Prazos das emissões ficam mais longos

12 . julho . 2019 |

O sócio-gestor Fabrizio Sasdelli, de Mercados Financeiro e de Capitais, participou de matéria do Valor Econômico para comentar o mercado de dívida nas operações de fusões e aquisições. Leia o conteúdo completo:

Prazos das emissões ficam mais longos

O mercado de dívida brasileiro está ganhando cada vez mais profundidade em termos principalmente de prazo das operações. Dados da Anbima mostram que, no primeiro semestre de 2018, as emissões com prazos de até três anos respondiam por 36,4% do total. No mesmo período deste ano, esse percentual caiu para 15,8%. Em contrapartida, a participação das emissões com prazos de sete a nove anos subiu de 11,2% para 23,5%. Também houve alta naquelas de quatro a seis anos, que passaram de 39,3% para 48% do total.

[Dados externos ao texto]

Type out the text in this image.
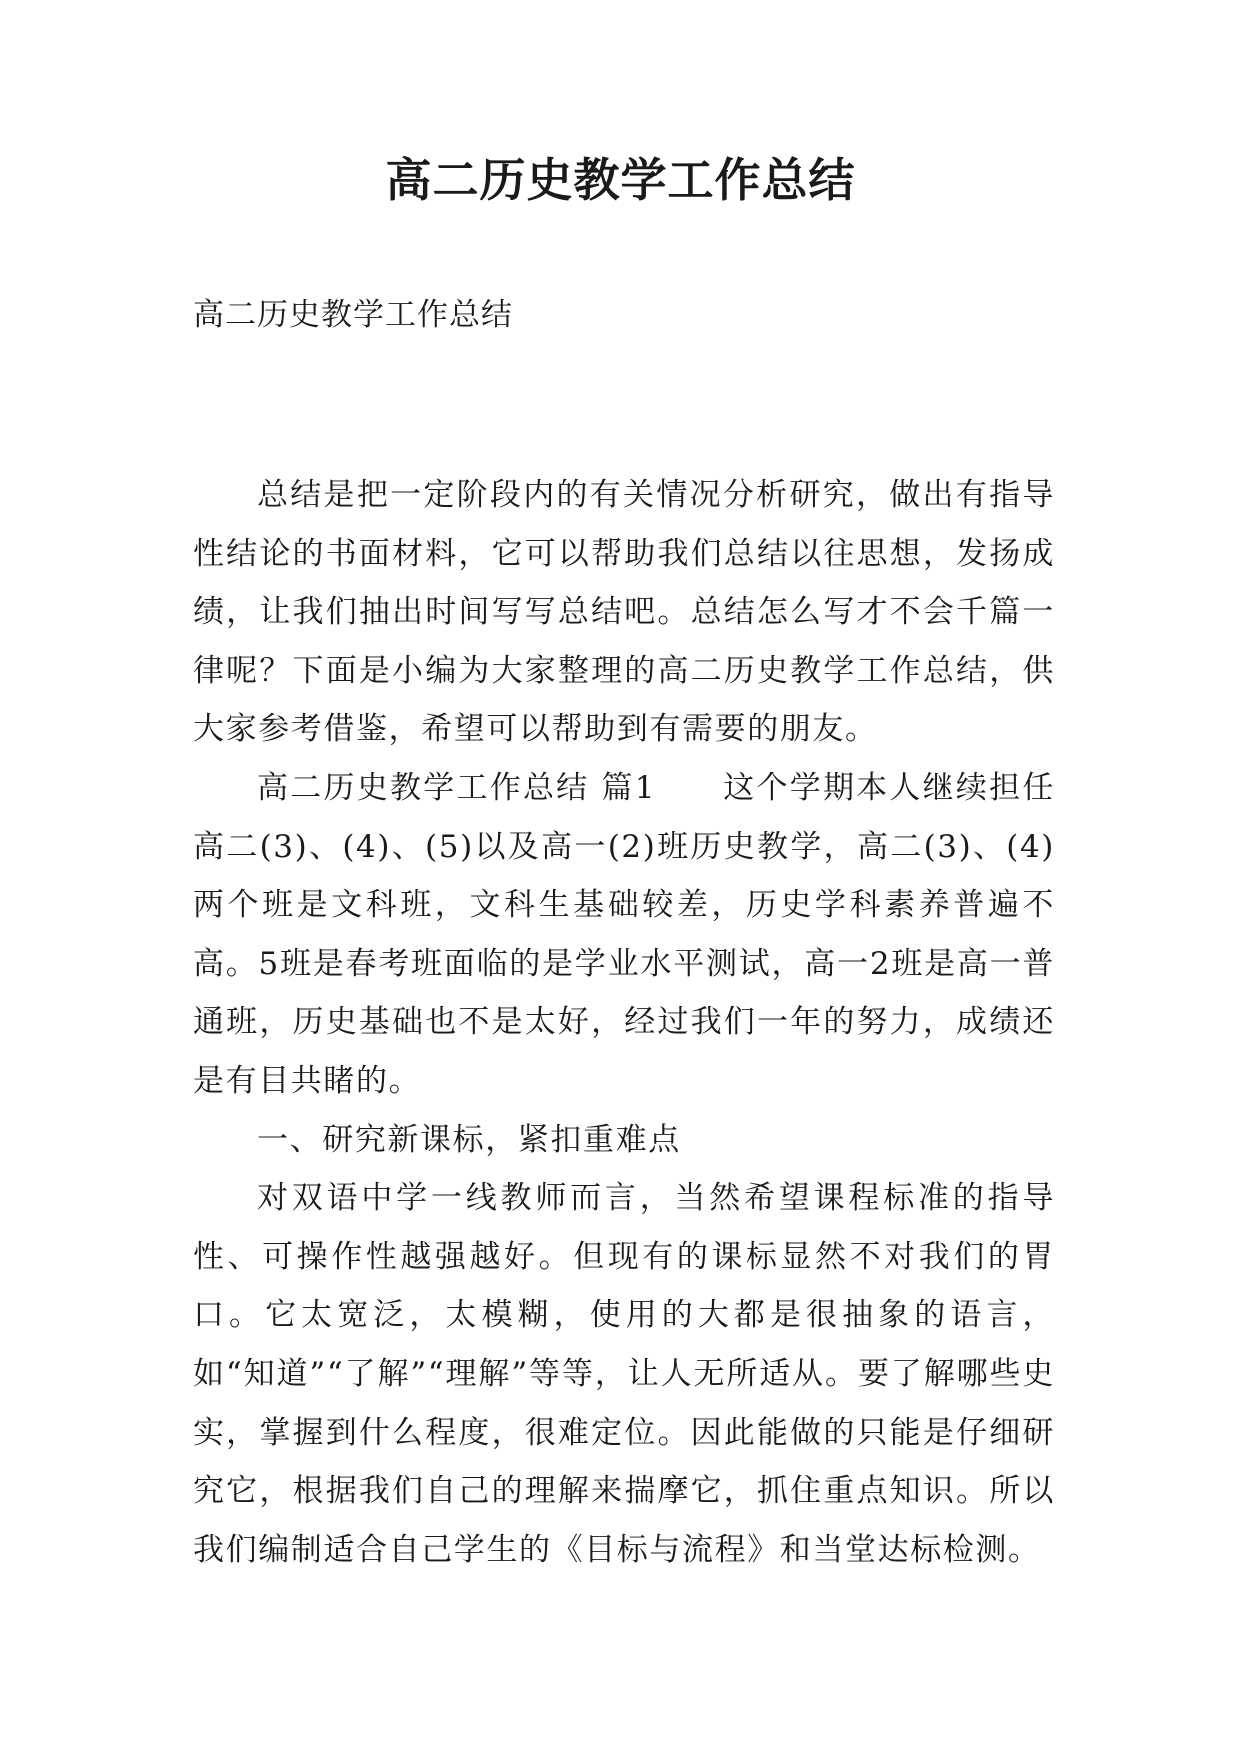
高二历史教学工作总结

高二历史教学工作总结

总结是把一定阶段内的有关情况分析研究，做出有指导性结论的书面材料，它可以帮助我们总结以往思想，发扬成绩，让我们抽出时间写写总结吧。总结怎么写才不会千篇一律呢？下面是小编为大家整理的高二历史教学工作总结，供大家参考借鉴，希望可以帮助到有需要的朋友。

高二历史教学工作总结 篇1　　这个学期本人继续担任高二(3)、(4)、(5)以及高一(2)班历史教学，高二(3)、(4)两个班是文科班，文科生基础较差，历史学科素养普遍不高。5班是春考班面临的是学业水平测试，高一2班是高一普通班，历史基础也不是太好，经过我们一年的努力，成绩还是有目共睹的。

一、研究新课标，紧扣重难点

对双语中学一线教师而言，当然希望课程标准的指导性、可操作性越强越好。但现有的课标显然不对我们的胃口。它太宽泛，太模糊，使用的大都是很抽象的语言，如“知道”“了解”“理解”等等，让人无所适从。要了解哪些史实，掌握到什么程度，很难定位。因此能做的只能是仔细研究它，根据我们自己的理解来揣摩它，抓住重点知识。所以我们编制适合自己学生的《目标与流程》和当堂达标检测。
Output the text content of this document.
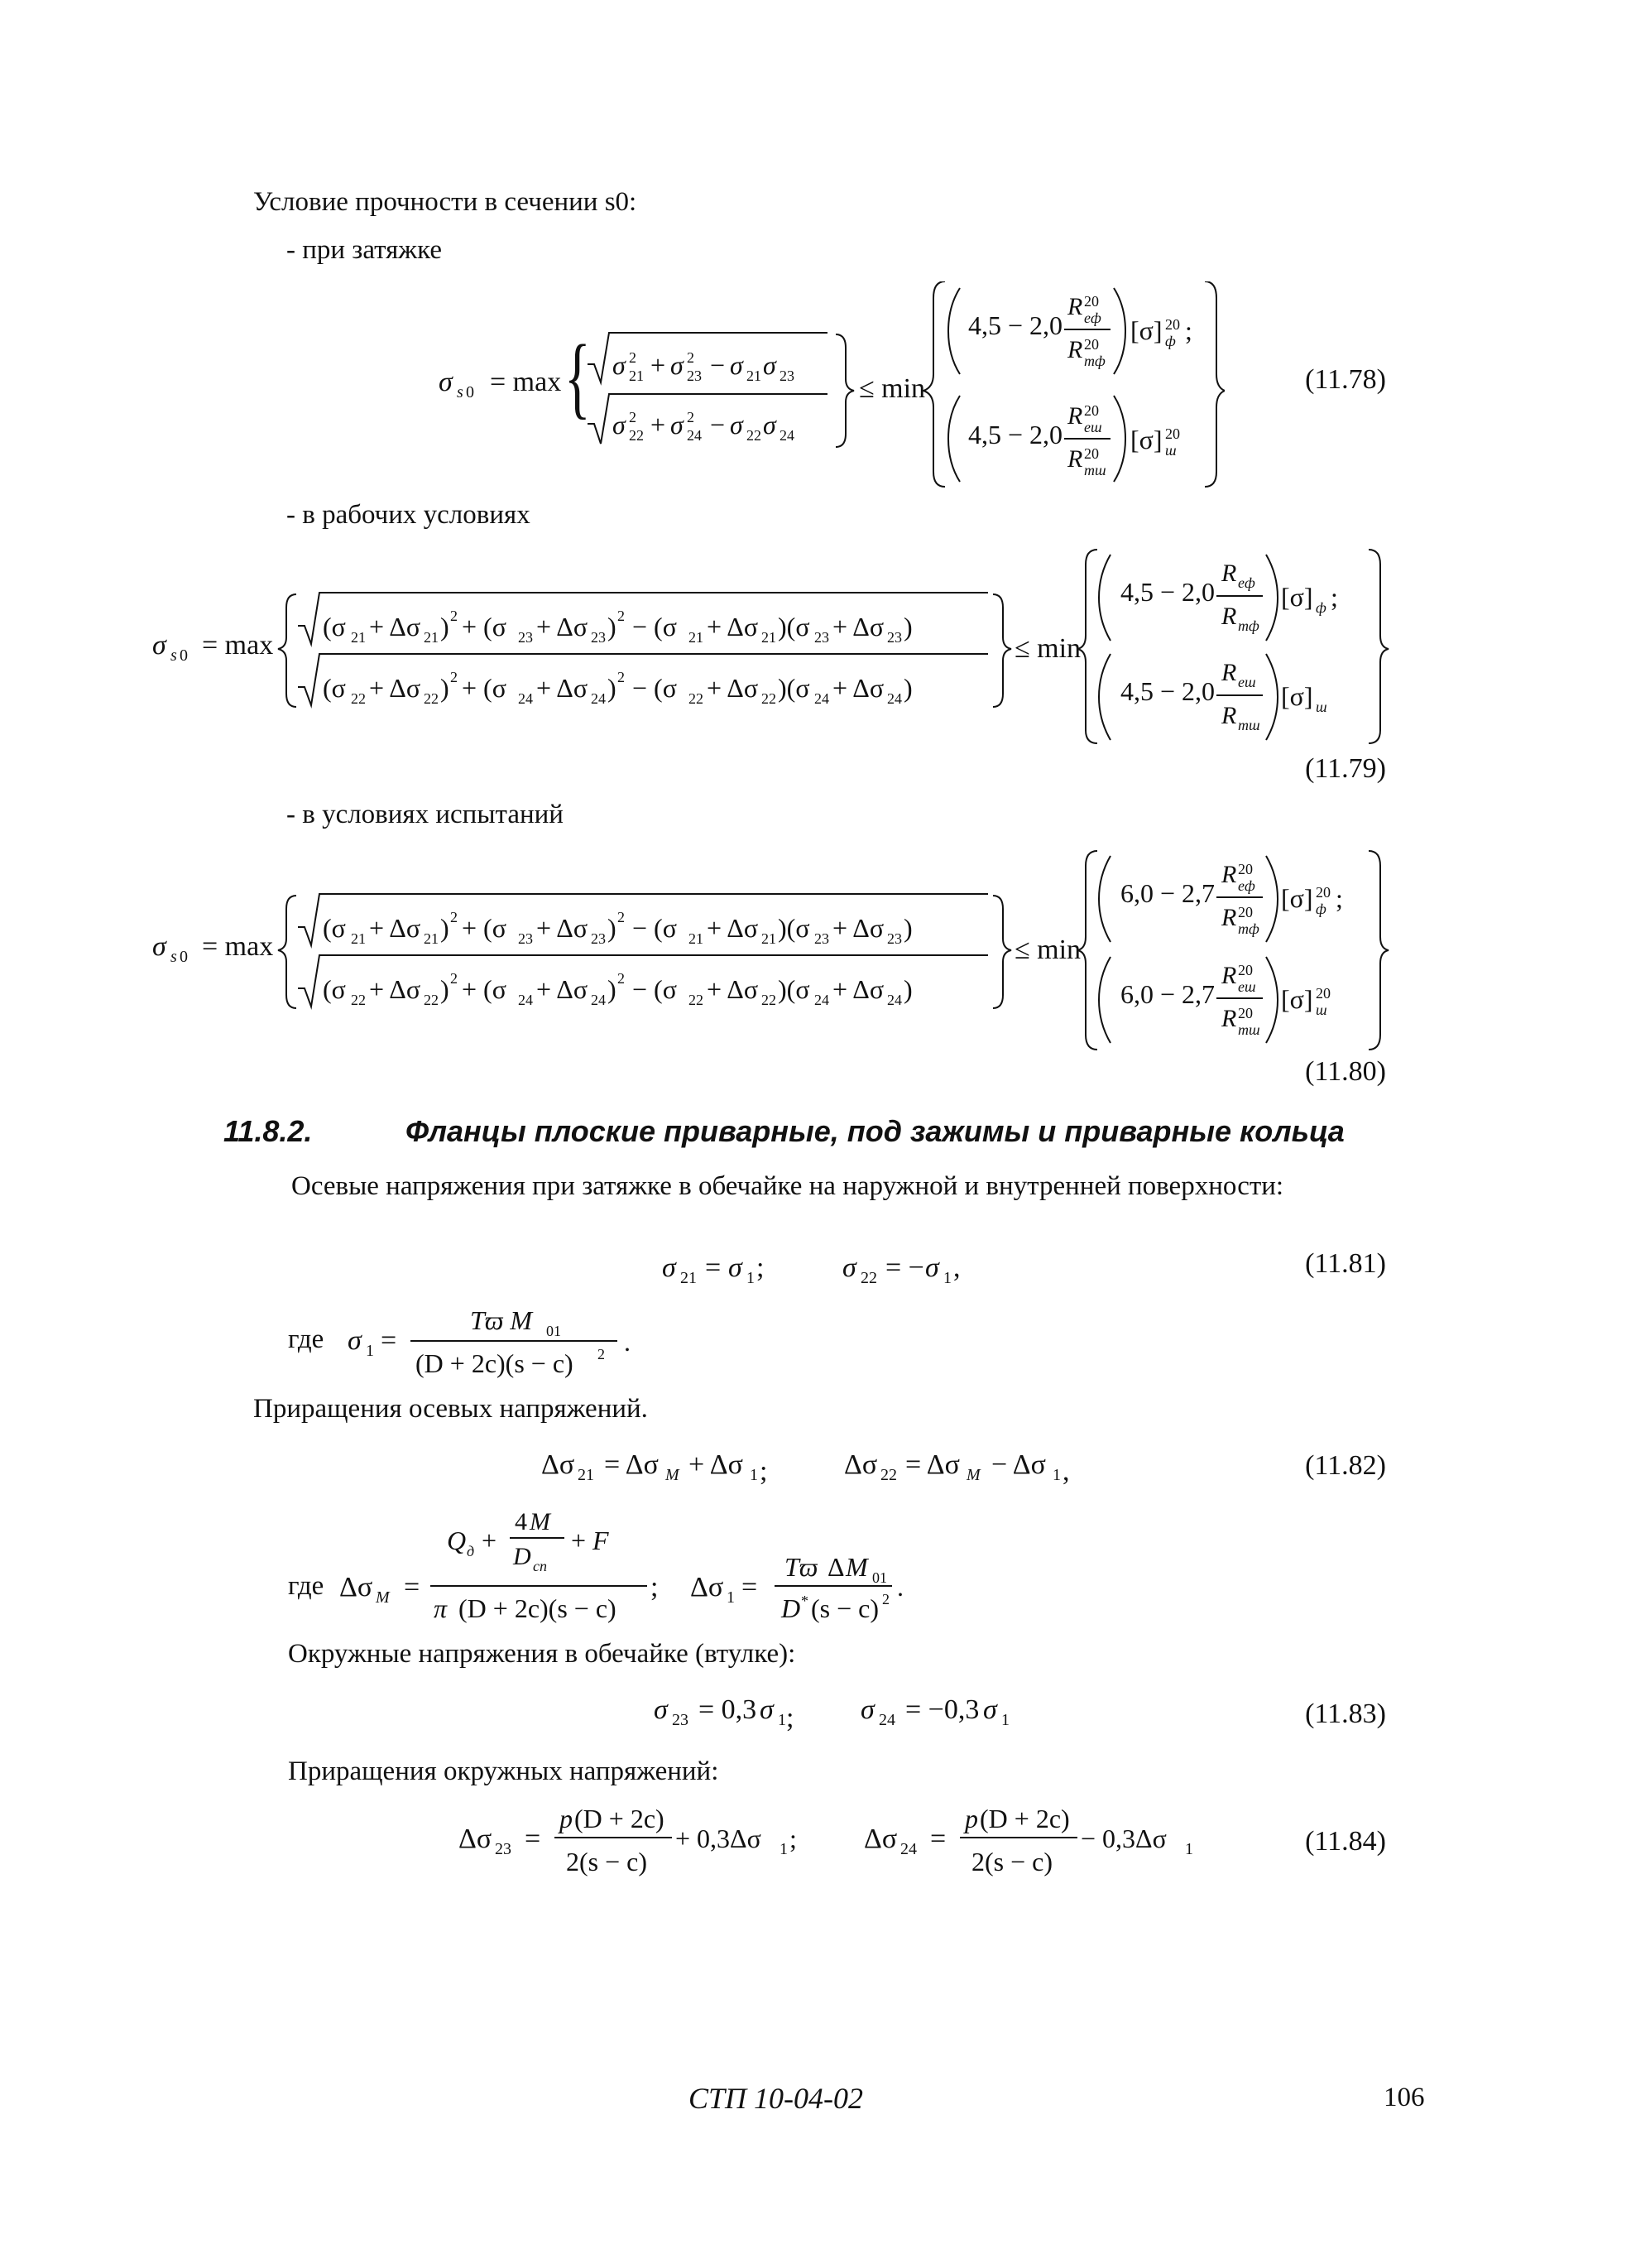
Условие прочности в сечении s0:
- при затяжке
σ s 0 = max { σ 21
2 + σ 23
2 − σ 21 σ 23
σ 22
2 + σ 24
2 − σ 22 σ 24
≤ min
4,5 − 2,0
R 20
eф
R 20
mф
[σ] 20
ф ;
4,5 − 2,0
R 20
eш
R 20
mш
[σ] 20
ш
(11.78)
- в рабочих условиях
σ s 0 = max
(σ 21 + Δσ 21 ) 2 + (σ 23 + Δσ 23 ) 2 − (σ 21 + Δσ 21 )(σ 23 + Δσ 23 )
(σ 22 + Δσ 22 ) 2 + (σ 24 + Δσ 24 ) 2 − (σ 22 + Δσ 22 )(σ 24 + Δσ 24 )
≤ min
4,5 − 2,0
R eф
R mф
[σ] ф ;
4,5 − 2,0
R eш
R mш
[σ] ш
(11.79)
- в условиях испытаний
σ s 0 = max
(σ 21 + Δσ 21 ) 2 + (σ 23 + Δσ 23 ) 2 − (σ 21 + Δσ 21 )(σ 23 + Δσ 23 )
(σ 22 + Δσ 22 ) 2 + (σ 24 + Δσ 24 ) 2 − (σ 22 + Δσ 22 )(σ 24 + Δσ 24 )
≤ min
6,0 − 2,7
R 20
eф
R 20
mф
[σ] 20
ф ;
6,0 − 2,7
R 20
eш
R 20
mш
[σ] 20
ш
(11.80)
11.8.2.	Фланцы плоские приварные, под зажимы и приварные кольца
Осевые напряжения при затяжке в обечайке на наружной и внутренней поверхности:
σ 21 = σ 1 ;	σ 22 = − σ 1 ,	(11.81)
где σ 1 =
Tϖ M 01
(D + 2c)(s − c) 2 .
Приращения осевых напряжений.
Δσ 21 = Δσ M + Δσ 1 ;	Δσ 22 = Δσ M − Δσ 1 ,	(11.82)
где Δσ M =
Q д +
4 M
D cn
+ F
π (D + 2c)(s − c)
; Δσ 1 =
Tϖ Δ M 01
D * (s − c) 2 .
Окружные напряжения в обечайке (втулке):
σ 23 = 0,3 σ 1 ; σ 24 = −0,3 σ 1	(11.83)
Приращения окружных напряжений:
Δσ 23 =
p (D + 2c)
2(s − c)
+ 0,3Δσ 1 ; Δσ 24 =
p (D + 2c)
2(s − c)
− 0,3Δσ 1	(11.84)
СТП 10-04-02	106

Esse alongamento dos prazos é destacado pelos analistas como o principal fator de consolidação de mercado de dívida doméstico. Somado a isso, a queda dos juros leva à diminuição dos custos para as empresas captarem por aqui. Por conta disso, nos últimos meses algumas empresas que sempre acessavam somente o mercado internacional passaram a trocar a dívida externa por outra, mais barata, captada aqui

Felipe Wilberg, diretor de mercado de capitais de dívida do Itaú BBA, avalia que o mercado doméstico ganhou mais operações, com novas empresas e novos formatos indo a mercado e encontrando demanda. Dessa forma, o local se consolida, tirando um pouco do espaço do mercado internacional. “Durante muitos anos, os prazos de captação no mercado local não passavam de cinco anos. Agora vemos operações ultrapassarem os dez.”

Segundo o executivo do Itaú BBA, nos níveis atuais de taxa de juros, acessar o mercado internacional vai fazer sentido só para empresas que têm exposição a moedas ou para quem quer acessar recursos a prazos mais longos, como 30 anos, opção que ainda não existe aqui – apesar de algumas debêntures de infraestrutura terem alcançado prazos ao redor de 20 anos, como Equatorial e Taesa.

Advogados destacam que o mercado de dívida tende a ganhar cada vez mais espaço nas operações de fusões e aquisições. “O mercado local está ficando mais complexo e se transformando numa opção, já que as captações podem aumentar de prazo e tamanho”, afirma o sócio do escritório Lobo de Rizzo, Fabrizio Sasdelli.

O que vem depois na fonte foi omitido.